Architecture
As mentioned above and in our previous articles, WiredTiger is now MongoDB's default storage engine, having replaced MMAPv1 when MongoDB acquired WiredTiger in late 2014, alongside the release of MongoDB 3.0. WiredTiger's development team also went to MongoDB, including Keith Bostic and Michael Cahill, who were originally widely known for their creation of Berkeley DB. WiredTiger is a NoSQL, multiversion concurrency control (MVCC) storage-engine. The integration of concurrent threads allows the system to see a snapshot of the database at the time it accesses a collection. It then writes a consistent view of data to disk according to set checkpoints: the default setting is either every 2GB of writes or 60 seconds. This gives WiredTiger the ability to recover checkpoints anytime it's necessary. If you ever suffer a crash between checkpoints, WiredTiger can also recover un-checkpointed data with its journal files. WiredTiger is highly scalable, employing document-level locking, which enables highly concurrent workloads, and its concurrency model allows the server to take advantage of many core CPUs. It stores its data using a B-tree structure, offering highly efficient reads and good write performance. A hot cache means that WiredTiger implements a "least recently used" (LRU) eviction algorithm, defaulting to 50% of RAM and reserving 1GB for cache. It also relies on the OS page-cache to fetch compressed data without hitting your disk. For Collections, WiredTiger uses Snappy compression by default. It can also employ gzip compression, in order to trade off CPU for increased compression efficiency. If necessary, you can override compression on a per-collection basis. For indexes, WiredTiger uses prefix-compression both on-disk and in-memory. Finally a few additional features that round out WiredTiger's architecture:- Its disk footprint is small: WiredTiger's disk usage is much less than MMAPv1's, even with compression disabled. WiredTiger doesn't need to pad data and it has a more efficient data storage format in general.

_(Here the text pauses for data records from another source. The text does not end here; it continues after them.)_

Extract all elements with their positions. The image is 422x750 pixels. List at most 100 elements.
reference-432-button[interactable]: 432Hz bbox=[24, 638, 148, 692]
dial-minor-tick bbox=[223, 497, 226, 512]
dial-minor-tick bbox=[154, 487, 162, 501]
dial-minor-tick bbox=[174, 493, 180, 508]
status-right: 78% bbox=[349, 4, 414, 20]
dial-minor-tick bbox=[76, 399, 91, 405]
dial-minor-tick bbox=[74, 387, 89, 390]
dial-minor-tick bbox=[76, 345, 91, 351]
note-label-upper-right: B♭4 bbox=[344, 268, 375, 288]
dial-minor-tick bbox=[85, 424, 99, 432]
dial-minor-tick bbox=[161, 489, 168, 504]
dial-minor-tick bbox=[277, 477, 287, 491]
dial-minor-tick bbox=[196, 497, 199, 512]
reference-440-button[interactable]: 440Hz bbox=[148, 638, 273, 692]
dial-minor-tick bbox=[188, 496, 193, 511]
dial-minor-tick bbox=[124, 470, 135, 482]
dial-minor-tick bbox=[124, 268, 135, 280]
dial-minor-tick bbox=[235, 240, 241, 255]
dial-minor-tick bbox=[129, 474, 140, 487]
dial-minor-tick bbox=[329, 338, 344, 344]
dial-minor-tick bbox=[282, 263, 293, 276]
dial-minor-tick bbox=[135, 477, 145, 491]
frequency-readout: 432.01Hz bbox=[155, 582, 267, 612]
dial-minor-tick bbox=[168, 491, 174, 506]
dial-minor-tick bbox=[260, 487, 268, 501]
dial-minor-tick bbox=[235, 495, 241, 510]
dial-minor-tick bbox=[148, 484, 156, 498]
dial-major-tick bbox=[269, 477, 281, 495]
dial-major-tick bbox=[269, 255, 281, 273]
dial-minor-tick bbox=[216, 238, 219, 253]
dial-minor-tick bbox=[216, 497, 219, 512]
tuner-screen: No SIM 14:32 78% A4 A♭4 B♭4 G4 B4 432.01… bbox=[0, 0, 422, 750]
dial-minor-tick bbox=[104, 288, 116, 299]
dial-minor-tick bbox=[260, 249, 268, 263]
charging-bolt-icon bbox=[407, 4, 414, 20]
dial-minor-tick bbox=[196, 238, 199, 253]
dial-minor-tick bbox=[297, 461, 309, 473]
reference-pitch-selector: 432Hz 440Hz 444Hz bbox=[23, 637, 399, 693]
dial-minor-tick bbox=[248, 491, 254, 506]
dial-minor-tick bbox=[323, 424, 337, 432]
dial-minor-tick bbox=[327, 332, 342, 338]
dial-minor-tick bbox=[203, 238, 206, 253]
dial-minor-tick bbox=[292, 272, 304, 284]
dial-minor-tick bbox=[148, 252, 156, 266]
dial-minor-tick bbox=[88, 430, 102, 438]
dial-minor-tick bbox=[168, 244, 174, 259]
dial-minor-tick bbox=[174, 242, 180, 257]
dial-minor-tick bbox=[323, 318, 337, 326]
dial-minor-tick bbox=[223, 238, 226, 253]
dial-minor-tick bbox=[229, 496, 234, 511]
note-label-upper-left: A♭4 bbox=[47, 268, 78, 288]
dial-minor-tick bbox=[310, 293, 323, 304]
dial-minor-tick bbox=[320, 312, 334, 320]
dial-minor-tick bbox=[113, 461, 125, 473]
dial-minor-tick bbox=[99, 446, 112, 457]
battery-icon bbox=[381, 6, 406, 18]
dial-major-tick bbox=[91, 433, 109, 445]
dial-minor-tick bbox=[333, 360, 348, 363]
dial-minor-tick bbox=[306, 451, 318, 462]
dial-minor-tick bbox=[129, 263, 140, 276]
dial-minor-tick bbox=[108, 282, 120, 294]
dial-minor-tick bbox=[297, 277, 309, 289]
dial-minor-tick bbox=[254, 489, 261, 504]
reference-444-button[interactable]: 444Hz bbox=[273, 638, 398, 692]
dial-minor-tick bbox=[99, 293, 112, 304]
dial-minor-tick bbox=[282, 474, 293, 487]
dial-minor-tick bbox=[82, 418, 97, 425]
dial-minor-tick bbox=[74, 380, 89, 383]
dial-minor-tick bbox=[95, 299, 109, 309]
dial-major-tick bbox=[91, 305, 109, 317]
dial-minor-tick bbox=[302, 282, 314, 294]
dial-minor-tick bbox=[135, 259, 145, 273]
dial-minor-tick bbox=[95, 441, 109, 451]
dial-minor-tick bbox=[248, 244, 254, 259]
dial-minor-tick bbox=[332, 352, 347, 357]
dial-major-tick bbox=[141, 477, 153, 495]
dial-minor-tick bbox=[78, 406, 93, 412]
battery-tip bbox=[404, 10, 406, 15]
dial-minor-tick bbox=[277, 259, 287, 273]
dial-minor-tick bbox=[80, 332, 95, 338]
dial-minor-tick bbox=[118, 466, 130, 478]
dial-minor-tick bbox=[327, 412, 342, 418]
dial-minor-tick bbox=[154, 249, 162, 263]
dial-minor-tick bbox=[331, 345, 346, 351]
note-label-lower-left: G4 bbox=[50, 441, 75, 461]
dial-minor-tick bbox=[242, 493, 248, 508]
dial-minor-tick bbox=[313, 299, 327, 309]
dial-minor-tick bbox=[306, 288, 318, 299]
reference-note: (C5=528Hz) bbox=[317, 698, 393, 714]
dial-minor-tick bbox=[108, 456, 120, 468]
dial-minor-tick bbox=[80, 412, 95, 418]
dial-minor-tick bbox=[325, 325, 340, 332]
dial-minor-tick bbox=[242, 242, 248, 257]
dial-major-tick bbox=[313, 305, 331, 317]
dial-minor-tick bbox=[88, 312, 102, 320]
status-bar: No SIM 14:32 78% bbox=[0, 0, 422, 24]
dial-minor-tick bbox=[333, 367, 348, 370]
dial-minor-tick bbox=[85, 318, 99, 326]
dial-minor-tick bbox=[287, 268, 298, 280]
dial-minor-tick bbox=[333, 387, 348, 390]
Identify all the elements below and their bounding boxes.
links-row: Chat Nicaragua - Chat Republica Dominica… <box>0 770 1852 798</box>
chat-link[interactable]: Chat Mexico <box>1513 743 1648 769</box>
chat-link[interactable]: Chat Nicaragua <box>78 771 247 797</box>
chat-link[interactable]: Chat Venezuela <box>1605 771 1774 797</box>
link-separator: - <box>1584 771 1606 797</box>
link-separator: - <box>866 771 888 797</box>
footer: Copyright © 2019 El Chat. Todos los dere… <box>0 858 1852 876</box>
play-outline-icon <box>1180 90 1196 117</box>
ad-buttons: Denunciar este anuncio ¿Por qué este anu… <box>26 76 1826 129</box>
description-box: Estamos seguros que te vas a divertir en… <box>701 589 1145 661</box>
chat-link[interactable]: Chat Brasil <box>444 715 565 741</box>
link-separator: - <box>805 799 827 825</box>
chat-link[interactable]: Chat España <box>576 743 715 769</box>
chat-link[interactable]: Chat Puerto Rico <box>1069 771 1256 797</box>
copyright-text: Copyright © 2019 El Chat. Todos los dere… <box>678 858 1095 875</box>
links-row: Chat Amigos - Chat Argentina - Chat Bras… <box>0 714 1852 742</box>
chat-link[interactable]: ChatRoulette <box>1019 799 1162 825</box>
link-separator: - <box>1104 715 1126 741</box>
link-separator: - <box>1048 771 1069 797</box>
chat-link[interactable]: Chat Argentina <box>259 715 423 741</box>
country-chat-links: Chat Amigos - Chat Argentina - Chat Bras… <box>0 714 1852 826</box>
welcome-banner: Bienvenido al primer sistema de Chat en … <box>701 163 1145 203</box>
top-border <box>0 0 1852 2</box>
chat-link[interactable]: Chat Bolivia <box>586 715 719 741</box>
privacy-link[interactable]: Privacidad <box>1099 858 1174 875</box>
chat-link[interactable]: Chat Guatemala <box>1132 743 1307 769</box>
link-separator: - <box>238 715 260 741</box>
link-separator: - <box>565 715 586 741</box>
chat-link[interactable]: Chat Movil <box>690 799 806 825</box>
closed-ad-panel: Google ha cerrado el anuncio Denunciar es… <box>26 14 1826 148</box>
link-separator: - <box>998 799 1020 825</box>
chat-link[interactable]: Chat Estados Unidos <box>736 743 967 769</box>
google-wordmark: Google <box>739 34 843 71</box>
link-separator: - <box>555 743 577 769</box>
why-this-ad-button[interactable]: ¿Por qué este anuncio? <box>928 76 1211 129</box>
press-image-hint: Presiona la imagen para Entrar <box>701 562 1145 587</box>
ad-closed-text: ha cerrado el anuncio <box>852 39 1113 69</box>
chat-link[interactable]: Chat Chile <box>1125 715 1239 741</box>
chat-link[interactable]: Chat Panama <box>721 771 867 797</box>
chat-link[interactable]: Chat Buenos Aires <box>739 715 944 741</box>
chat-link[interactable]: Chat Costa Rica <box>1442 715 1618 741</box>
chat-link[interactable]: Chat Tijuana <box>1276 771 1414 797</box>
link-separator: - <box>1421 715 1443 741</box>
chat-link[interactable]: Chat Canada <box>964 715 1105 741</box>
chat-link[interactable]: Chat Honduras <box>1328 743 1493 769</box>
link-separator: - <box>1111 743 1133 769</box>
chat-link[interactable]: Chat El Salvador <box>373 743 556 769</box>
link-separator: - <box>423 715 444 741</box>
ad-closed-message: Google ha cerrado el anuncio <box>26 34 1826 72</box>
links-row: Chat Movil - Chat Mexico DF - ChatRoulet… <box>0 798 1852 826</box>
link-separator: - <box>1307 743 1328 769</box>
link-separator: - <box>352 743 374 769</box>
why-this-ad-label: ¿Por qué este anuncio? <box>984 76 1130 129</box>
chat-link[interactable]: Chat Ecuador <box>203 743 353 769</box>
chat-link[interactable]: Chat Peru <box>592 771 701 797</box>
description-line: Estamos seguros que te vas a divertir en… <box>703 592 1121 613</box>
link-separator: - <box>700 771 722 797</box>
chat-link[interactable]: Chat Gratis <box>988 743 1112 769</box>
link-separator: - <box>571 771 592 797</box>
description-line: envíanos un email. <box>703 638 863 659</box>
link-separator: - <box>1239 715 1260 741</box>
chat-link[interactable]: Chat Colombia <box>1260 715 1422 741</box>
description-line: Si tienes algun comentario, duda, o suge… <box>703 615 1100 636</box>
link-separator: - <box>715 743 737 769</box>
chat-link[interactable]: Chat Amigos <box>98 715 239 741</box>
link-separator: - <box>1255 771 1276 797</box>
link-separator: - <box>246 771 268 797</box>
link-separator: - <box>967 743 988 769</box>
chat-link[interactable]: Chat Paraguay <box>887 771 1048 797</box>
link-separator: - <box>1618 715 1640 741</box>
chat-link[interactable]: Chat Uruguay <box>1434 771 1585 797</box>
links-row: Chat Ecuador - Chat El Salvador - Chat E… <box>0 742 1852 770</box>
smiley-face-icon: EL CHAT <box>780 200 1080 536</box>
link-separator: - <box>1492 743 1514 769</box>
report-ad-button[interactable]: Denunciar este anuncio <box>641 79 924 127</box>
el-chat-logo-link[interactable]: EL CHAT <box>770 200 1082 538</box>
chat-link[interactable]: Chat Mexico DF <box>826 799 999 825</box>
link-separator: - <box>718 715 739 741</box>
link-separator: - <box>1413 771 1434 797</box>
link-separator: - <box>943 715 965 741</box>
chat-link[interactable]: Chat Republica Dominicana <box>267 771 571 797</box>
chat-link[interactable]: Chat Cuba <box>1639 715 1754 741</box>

- Write ahead logging facilitates automatic crash recovery and makes writes durable.
- MongoDB's enterprise edition supports on-disk encryption for WiredTiger.
Advantages
WiredTiger has quite a few advantages that check off exactly what many people are looking for when considering a storage engine. Fundamentally, it's a very sound choice. In general, its advantages surface directly from the engine's architecture, as we've described above:- WiredTiger is highly scalable with concurrent readers and writers.

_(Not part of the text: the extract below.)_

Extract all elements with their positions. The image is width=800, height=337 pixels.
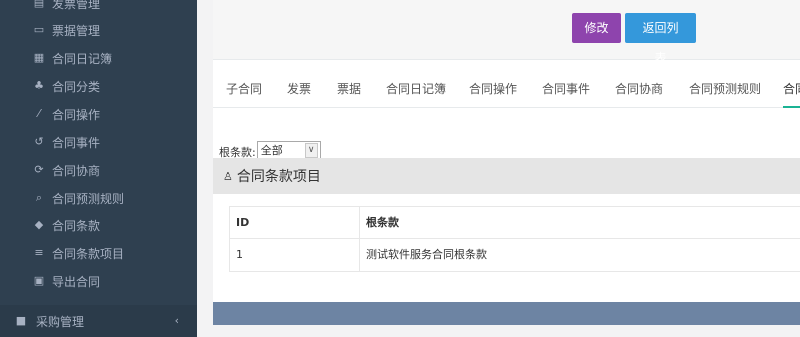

- Its compression system allows for efficient storage use and less disk I/O.
- It supports encryption for sensitive data.
Drawbacks
Despite a very good architecture and the benefits it provides, WiredTiger does have a handful of drawbacks, which you should keep in mind and consider anytime you're choosing a storage engine for MongoDB:- WiredTiger's concurrency scheme prevents in-place updates; updating one field in a document re-writes the entire document.
- WiredTiger's inclusion in MongoDB is still relatively recent — it's not fully battle-tested. It's only been included in MongoDB since 3.0 — a time period of a few years. WiredTiger is a relatively complicated storage engine (in comparison to MMAPv1, at least) and there's been less deep experience using it in production.